Do you have problems you don’t know about? – One of the major factors in your loan approval is your FICO score. All loans, both conventional and FHA, now have established minimum scores for approval, and pricing is based on how high your scores are. One of the things I see on almost a daily basis is people who are surprised about what comes up on their credit report. This could be a matter of incorrect or outdated information, or it could be a real issue which you need to address. Either way, if we have time we have a better chance of fixing the problem then if you don’t find out about it until the last minute. This is one of the main reasons it makes sense to get pre-approved for a mortgage before you even start looking for a home.
Everything will take longer as we get closer to the deadline – Once you have your contract together, getting the mortgage done on time is the major hurdle. Right now we are processing loans and closing quickly, but a few months back when the system was overloaded with refinances, everything took a lot longer. As purchases pick up over the next few months, we expect a back log as we get closer to the date. And if rates drop again, and refinances pick up again, this will cause more of a back log. We, like many companies, have ramped up our staff and are ready for the higher volume, but I still hear about many mortgage companies who are taking 60 days or longer to get a loan to closing. When you are ready to close, make sure you ask your loan officer if they can get the loan done on time, and if they can guarantee that you will hit the dates in the contract.
What is the properties condition?
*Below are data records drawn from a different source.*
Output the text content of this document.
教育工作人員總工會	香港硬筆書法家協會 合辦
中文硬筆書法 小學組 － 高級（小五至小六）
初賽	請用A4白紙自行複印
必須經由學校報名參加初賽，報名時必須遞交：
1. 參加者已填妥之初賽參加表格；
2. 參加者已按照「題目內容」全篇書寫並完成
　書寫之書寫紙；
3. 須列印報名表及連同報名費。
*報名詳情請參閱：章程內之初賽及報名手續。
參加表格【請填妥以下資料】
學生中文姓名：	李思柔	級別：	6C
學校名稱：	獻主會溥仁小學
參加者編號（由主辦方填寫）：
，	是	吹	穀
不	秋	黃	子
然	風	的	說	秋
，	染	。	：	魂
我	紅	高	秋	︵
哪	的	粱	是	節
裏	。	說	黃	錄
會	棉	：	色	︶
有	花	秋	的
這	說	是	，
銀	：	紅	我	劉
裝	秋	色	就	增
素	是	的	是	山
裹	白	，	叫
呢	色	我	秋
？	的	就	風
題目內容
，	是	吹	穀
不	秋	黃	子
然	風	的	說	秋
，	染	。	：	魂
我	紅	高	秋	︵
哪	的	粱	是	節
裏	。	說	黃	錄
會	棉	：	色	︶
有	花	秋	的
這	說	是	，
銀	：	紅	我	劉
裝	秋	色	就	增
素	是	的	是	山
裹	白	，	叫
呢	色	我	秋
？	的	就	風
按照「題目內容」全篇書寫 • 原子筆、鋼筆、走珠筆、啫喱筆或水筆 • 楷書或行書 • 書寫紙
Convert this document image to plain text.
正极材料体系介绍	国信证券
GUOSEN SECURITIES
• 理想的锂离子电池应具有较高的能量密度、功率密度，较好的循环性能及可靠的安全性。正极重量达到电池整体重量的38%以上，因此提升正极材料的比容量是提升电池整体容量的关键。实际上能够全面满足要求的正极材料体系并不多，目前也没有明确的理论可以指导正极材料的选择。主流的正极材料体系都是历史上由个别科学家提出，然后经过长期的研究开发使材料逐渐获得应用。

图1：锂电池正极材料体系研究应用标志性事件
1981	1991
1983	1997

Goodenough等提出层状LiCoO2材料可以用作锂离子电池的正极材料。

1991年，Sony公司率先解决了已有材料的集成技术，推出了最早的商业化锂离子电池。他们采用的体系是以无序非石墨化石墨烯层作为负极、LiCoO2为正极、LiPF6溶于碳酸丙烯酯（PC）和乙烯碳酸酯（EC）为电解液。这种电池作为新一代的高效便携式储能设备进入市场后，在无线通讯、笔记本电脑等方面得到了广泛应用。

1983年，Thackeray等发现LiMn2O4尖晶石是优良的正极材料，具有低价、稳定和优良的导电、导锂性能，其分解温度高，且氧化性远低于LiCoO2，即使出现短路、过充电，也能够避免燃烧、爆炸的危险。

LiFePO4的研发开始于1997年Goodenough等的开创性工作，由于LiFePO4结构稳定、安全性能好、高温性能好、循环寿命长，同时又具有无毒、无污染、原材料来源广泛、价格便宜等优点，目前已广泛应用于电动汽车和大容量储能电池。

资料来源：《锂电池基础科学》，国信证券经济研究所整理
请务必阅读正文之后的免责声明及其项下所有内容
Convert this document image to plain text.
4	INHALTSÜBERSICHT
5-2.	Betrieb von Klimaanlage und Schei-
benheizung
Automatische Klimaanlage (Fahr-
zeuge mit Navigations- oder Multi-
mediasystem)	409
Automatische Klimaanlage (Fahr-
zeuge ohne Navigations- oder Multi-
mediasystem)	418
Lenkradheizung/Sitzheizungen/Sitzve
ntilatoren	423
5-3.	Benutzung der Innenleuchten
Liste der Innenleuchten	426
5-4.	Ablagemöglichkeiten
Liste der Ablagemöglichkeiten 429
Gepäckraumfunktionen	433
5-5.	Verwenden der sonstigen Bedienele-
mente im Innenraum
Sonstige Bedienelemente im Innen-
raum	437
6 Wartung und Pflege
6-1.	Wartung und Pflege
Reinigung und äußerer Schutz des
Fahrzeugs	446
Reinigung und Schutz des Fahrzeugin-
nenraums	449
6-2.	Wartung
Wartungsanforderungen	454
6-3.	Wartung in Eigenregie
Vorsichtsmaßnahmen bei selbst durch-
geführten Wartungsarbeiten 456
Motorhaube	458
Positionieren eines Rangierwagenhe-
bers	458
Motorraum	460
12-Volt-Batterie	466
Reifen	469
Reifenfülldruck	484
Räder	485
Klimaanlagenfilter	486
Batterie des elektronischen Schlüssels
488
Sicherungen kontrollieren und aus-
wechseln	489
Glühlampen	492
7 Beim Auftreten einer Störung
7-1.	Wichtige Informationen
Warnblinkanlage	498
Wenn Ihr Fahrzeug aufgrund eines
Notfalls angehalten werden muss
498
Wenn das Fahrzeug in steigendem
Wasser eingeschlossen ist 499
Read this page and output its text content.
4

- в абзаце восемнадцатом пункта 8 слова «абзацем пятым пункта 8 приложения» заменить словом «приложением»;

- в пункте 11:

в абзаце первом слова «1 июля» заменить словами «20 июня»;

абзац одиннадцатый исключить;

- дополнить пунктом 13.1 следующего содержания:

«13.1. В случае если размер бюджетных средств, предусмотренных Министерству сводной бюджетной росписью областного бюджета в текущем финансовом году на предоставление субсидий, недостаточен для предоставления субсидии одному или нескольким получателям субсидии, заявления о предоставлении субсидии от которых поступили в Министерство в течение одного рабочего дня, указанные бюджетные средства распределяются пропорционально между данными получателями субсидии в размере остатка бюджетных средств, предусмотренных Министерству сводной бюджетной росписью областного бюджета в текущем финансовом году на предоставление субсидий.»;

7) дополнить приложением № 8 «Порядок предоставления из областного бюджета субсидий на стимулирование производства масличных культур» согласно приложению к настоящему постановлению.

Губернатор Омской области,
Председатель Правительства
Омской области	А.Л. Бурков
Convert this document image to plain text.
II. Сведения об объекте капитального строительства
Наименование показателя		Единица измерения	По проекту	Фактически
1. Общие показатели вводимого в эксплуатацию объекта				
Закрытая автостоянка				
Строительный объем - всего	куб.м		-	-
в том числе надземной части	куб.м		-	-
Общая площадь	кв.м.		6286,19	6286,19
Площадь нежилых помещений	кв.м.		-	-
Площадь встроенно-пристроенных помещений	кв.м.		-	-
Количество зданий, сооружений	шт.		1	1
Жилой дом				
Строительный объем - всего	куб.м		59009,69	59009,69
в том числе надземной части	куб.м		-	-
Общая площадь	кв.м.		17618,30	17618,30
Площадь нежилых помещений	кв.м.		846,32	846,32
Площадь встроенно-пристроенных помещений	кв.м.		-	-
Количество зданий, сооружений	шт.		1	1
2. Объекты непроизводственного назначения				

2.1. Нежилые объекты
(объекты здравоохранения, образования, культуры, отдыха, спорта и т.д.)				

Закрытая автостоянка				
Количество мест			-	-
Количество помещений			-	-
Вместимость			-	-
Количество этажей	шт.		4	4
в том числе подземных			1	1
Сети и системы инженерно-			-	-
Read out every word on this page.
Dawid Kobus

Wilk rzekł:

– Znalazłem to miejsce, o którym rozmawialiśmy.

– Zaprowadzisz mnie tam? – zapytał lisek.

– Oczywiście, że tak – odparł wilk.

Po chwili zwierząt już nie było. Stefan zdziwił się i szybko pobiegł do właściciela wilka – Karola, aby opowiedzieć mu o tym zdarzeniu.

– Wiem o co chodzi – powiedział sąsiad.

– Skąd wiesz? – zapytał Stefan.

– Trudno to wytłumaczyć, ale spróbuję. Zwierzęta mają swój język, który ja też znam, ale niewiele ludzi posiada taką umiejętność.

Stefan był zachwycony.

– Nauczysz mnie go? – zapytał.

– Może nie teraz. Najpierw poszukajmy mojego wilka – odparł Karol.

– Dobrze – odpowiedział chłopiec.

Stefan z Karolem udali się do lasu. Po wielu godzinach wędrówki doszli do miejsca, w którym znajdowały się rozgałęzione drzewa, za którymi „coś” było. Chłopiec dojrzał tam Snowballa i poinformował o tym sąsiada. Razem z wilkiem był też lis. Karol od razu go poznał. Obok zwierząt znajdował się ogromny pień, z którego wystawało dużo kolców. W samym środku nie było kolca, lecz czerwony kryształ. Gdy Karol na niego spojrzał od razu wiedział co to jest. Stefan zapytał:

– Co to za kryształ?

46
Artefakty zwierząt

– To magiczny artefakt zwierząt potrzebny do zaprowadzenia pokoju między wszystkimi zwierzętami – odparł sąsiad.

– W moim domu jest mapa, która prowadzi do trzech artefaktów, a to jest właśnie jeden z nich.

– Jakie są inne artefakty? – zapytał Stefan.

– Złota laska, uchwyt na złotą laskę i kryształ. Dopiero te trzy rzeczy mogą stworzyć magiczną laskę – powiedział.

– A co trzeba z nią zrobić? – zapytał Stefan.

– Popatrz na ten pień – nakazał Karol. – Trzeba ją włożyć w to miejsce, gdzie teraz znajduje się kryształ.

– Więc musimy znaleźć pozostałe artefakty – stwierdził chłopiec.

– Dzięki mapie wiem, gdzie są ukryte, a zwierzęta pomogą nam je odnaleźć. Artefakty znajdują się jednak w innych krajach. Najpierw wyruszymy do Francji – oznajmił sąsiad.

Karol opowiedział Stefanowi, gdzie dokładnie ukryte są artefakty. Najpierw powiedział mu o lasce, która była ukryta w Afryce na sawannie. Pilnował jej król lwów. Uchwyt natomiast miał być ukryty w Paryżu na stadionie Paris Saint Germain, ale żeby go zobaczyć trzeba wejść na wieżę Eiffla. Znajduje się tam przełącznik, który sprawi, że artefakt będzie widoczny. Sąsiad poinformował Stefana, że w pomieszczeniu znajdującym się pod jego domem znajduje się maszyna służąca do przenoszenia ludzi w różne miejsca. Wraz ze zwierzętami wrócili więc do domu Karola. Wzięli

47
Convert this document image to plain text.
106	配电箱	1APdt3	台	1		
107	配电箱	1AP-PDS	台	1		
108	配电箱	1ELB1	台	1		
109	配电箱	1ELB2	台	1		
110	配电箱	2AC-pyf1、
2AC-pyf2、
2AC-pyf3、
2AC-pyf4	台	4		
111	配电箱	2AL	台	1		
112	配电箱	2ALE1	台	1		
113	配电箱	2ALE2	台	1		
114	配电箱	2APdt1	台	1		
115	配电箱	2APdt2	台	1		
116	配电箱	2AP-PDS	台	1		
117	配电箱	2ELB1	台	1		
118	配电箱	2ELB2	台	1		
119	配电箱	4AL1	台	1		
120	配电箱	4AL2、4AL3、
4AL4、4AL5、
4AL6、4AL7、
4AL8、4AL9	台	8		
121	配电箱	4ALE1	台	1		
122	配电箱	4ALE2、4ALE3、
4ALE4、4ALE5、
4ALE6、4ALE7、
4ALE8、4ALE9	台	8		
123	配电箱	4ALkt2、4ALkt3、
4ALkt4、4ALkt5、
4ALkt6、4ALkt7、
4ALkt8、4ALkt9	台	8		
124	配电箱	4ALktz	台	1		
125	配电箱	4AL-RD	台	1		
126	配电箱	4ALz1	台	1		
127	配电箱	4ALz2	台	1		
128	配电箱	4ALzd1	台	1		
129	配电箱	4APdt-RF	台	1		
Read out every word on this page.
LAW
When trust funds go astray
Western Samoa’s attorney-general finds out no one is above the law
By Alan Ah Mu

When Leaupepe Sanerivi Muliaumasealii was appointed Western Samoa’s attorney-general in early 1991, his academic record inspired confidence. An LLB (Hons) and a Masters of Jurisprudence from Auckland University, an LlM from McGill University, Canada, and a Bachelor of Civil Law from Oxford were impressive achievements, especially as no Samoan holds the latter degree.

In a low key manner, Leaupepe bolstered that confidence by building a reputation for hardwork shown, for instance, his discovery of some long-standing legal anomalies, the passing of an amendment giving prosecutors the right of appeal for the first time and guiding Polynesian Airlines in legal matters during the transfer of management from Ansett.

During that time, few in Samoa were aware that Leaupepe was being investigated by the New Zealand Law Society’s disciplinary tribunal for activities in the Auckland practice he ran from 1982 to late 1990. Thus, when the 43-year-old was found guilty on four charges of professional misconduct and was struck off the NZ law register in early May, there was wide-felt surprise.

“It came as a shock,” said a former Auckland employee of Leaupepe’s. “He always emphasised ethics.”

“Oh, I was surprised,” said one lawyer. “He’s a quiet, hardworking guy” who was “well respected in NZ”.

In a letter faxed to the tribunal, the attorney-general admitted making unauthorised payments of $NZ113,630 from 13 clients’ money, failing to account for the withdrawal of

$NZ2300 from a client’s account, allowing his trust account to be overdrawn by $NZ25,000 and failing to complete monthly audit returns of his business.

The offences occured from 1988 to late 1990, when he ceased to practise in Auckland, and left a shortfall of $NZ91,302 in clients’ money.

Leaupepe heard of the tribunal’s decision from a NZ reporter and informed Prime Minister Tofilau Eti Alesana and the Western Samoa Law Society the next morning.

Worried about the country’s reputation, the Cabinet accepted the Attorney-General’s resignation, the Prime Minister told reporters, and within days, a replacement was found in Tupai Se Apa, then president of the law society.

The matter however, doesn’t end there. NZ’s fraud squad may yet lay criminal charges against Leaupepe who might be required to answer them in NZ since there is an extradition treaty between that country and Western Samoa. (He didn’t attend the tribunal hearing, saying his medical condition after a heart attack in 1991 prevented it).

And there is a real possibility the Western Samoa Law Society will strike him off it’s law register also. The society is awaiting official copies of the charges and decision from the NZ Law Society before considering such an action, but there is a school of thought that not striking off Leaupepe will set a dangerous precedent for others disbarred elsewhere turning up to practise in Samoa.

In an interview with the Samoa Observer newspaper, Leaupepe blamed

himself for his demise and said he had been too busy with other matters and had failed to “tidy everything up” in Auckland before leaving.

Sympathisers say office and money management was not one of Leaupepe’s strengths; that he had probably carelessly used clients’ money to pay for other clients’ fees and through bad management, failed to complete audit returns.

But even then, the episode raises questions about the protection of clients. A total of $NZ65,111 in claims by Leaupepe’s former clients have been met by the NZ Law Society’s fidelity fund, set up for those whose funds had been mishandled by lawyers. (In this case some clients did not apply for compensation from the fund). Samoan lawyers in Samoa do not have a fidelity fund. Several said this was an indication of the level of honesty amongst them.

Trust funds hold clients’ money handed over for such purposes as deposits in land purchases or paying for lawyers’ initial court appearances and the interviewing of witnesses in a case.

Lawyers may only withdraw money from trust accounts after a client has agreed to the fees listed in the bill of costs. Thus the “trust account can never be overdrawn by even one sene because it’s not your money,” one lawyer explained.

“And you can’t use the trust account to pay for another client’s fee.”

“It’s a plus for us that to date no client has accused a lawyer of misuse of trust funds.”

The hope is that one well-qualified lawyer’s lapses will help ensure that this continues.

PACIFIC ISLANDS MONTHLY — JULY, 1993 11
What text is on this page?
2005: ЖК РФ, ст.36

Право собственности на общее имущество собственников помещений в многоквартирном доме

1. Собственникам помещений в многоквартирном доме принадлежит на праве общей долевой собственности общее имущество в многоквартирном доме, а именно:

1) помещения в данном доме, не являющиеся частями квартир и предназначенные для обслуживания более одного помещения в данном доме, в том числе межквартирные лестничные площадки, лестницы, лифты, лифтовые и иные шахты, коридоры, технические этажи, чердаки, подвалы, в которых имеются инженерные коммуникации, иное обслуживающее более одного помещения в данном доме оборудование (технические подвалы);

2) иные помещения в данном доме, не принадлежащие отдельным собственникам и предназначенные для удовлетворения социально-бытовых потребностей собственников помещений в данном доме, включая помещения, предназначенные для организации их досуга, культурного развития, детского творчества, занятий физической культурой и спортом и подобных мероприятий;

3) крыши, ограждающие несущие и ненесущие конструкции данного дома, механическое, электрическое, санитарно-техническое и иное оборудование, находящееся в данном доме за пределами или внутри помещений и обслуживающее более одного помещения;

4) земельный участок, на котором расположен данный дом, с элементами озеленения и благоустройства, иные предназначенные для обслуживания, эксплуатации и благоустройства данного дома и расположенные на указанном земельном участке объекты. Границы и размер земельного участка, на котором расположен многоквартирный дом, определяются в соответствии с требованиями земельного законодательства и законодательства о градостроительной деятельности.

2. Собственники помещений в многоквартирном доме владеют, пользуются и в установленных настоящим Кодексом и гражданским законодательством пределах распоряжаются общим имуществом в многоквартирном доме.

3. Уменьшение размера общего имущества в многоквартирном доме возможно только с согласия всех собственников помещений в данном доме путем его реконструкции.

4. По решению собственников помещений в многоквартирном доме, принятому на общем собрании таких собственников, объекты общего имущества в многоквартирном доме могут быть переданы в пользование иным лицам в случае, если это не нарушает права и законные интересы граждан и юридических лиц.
It’s becoming more and more common to see homes that need repairs before they can close, especially with the foreclosures. Sometimes these are small things, and a lot of buyers are getting access before the close and making the repairs themselves (the banks usually won’t). But often the repairs are too extensive and cost too much. For these situations an FHA 203K loan is a great solution, but this will take more time to put together and close. I’ll write more about the 203K loan soon, but if you are looking at this as a possibility, you should get moving soon.
Are there any issues with the title? Another issue that you may not even know about until close to the closing is if there are any title issues. The title is usually pulled by the sellers attorney, and it gives a history of the property’s ownership, and shows if any liens are outstanding. If something shows up on the title, this will need to be cleared up before you are able to close. If you are near the deadline, this could be enough to push you over, losing out on the $8,000 tax credit.
There are some other new wrinkles to the mortgage process which will also add to the time required for the mortgage and the closing. The new HVCC appraisal requirements means that the appraisers aren’t as service oriented as they were before, and as volume picks up it will take longer to get an appraisal back. There are also new Truth in Lending rules which just went into effect, and if the APR on a loan changes by 1/8 of a point, either up or down, the Truth in Lending will need to be re-disclosed and there is a mandatory delay of the closing. There is a whole list of items which affect the APR including not only bank fees, but title charges and tax stamps, so until the industry gets this one down there is a potential for delay.
The bottom line is that it’s not time to panic yet, but you may have less time than you think. If you want to make sure you do everything in your control to close on time (and allow for those items out of your control) you should start soon.